In a master class on sustainability, Paul Anastas, faculty director for sustainability in Yale SOM's MBA for Executives program, pointed out a dilemma for those trying to improve the environment: What if in trying to fix one problem, you make another worse? Unclean water kills millions of people each year, but treating it with chlorine can create dangerous disinfection byproducts. Biofuels could replace fossil fuels and help reduce greenhouse gases significantly. But growing biofuel crops leaves less land to grow food, a resource that is already in short supply in many parts of the world. Then there are fluorescent lights, which use less energy than traditional incandescents but contain the neurotoxin mercury, and solar power, which uses rare, toxic metals.
"How did we get here? Through some kind of evil cabal?" Anastas asked. "Of course not. These are urgent and necessary challenges, and people respond with noble goals, technical and scientific brilliance, and inventiveness. It merely boils down to that if you have the best intentions but don't have a systems perspective, you're going to be playing whack-a-mole. You're looking in a fragmented way rather than systematically."

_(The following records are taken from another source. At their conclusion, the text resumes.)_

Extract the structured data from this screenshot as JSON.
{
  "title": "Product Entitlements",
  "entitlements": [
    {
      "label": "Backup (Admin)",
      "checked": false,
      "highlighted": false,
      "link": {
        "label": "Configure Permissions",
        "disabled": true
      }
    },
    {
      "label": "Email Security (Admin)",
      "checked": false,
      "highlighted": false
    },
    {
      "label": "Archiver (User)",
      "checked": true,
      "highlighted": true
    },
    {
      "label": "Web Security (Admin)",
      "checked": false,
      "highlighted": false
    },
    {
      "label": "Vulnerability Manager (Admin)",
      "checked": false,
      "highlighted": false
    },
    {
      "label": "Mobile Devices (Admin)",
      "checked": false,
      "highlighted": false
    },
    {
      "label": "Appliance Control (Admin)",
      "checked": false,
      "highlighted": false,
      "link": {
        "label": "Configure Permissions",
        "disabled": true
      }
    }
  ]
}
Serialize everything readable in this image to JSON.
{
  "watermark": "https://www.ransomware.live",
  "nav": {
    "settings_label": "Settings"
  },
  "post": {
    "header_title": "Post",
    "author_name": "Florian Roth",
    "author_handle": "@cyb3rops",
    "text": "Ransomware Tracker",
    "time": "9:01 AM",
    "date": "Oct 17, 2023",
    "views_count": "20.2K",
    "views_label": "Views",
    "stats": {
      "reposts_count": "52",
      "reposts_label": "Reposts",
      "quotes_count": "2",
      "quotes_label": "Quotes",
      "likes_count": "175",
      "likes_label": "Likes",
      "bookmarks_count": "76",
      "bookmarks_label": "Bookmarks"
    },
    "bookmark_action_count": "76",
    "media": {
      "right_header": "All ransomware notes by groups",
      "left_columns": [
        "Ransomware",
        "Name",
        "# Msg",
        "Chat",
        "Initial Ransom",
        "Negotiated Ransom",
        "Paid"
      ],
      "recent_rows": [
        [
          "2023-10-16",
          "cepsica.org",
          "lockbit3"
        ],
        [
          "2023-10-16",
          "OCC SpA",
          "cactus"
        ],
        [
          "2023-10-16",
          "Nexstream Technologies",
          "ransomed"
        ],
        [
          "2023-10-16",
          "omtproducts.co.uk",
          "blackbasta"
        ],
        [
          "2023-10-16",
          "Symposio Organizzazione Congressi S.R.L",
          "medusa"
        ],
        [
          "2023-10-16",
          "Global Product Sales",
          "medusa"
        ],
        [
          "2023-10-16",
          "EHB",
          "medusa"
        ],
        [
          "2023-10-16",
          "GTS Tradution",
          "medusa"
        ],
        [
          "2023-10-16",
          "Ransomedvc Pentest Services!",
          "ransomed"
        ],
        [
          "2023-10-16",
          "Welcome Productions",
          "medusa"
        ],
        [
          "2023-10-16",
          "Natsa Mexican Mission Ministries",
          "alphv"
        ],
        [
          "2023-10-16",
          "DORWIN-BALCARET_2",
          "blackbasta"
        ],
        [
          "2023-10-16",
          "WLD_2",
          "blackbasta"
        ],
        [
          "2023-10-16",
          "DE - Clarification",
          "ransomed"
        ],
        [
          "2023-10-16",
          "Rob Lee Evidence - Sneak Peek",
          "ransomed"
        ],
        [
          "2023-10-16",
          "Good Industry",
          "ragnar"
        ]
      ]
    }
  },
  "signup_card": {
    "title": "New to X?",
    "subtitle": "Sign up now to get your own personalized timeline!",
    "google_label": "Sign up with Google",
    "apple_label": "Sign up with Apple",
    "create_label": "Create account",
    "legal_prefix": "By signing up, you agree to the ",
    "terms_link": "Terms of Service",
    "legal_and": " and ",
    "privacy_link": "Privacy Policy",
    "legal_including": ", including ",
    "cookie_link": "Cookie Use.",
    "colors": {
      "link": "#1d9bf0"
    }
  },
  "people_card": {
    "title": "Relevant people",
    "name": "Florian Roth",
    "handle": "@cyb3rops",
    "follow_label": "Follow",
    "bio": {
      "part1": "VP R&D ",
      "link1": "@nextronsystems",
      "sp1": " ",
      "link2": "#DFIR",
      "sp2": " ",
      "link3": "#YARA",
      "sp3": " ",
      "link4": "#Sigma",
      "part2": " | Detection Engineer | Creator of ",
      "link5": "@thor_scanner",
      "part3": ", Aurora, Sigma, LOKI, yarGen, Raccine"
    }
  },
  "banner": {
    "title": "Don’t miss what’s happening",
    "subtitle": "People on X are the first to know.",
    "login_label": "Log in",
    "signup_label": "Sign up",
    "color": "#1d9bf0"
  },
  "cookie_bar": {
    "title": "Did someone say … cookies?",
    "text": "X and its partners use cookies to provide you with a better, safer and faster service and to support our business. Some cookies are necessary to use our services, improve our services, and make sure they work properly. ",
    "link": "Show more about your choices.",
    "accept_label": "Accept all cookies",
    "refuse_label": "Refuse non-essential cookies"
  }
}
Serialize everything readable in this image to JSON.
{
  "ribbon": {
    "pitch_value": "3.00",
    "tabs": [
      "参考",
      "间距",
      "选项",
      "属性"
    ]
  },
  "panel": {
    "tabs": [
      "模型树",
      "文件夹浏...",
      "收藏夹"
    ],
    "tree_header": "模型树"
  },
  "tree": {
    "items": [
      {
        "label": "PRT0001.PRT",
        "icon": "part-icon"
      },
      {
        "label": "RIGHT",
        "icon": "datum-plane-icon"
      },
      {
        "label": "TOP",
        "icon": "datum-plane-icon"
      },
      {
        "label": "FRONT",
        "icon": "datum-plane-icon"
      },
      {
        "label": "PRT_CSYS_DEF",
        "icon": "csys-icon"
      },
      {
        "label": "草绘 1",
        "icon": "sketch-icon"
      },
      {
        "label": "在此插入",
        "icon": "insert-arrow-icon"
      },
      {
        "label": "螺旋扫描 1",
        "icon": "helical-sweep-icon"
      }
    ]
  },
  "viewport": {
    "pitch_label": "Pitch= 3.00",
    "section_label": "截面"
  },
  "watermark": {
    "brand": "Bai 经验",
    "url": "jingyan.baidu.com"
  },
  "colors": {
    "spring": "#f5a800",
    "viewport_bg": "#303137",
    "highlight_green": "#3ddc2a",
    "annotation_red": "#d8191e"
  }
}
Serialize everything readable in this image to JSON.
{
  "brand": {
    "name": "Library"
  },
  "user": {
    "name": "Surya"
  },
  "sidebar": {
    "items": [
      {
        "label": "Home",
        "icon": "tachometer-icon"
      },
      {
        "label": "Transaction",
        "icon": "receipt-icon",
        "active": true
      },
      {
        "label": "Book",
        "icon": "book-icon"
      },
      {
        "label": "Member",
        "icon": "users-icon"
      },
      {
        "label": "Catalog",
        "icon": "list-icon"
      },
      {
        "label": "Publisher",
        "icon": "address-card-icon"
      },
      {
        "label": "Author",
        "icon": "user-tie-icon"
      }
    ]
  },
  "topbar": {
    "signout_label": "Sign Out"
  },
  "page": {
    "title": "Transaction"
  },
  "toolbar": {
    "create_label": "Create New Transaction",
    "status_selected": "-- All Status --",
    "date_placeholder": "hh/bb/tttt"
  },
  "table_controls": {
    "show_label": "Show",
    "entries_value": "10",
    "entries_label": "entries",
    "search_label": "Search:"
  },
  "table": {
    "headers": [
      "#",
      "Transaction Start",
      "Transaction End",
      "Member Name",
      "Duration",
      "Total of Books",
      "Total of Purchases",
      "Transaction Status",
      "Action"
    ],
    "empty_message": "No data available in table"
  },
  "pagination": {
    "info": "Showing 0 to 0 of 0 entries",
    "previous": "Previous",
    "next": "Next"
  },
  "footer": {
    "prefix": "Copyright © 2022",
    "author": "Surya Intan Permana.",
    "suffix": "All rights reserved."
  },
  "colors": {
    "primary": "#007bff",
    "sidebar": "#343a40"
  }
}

Anastas stressed that while innovation is necessary to make significant advances in sustainability, managers can't assume that just any innovation will lead to improvements. "The frameworks of sustainability, the thinking of sustainability, is trying to make those leapfrog innovations, those transformative innovations, point in a sustainable direction," he said. "And that's what a lot of the management decisions that we need to make are all about. How do we form those frameworks for thinking? How do we form those metrics? How do we form those drivers, those incentives toward sustainability?"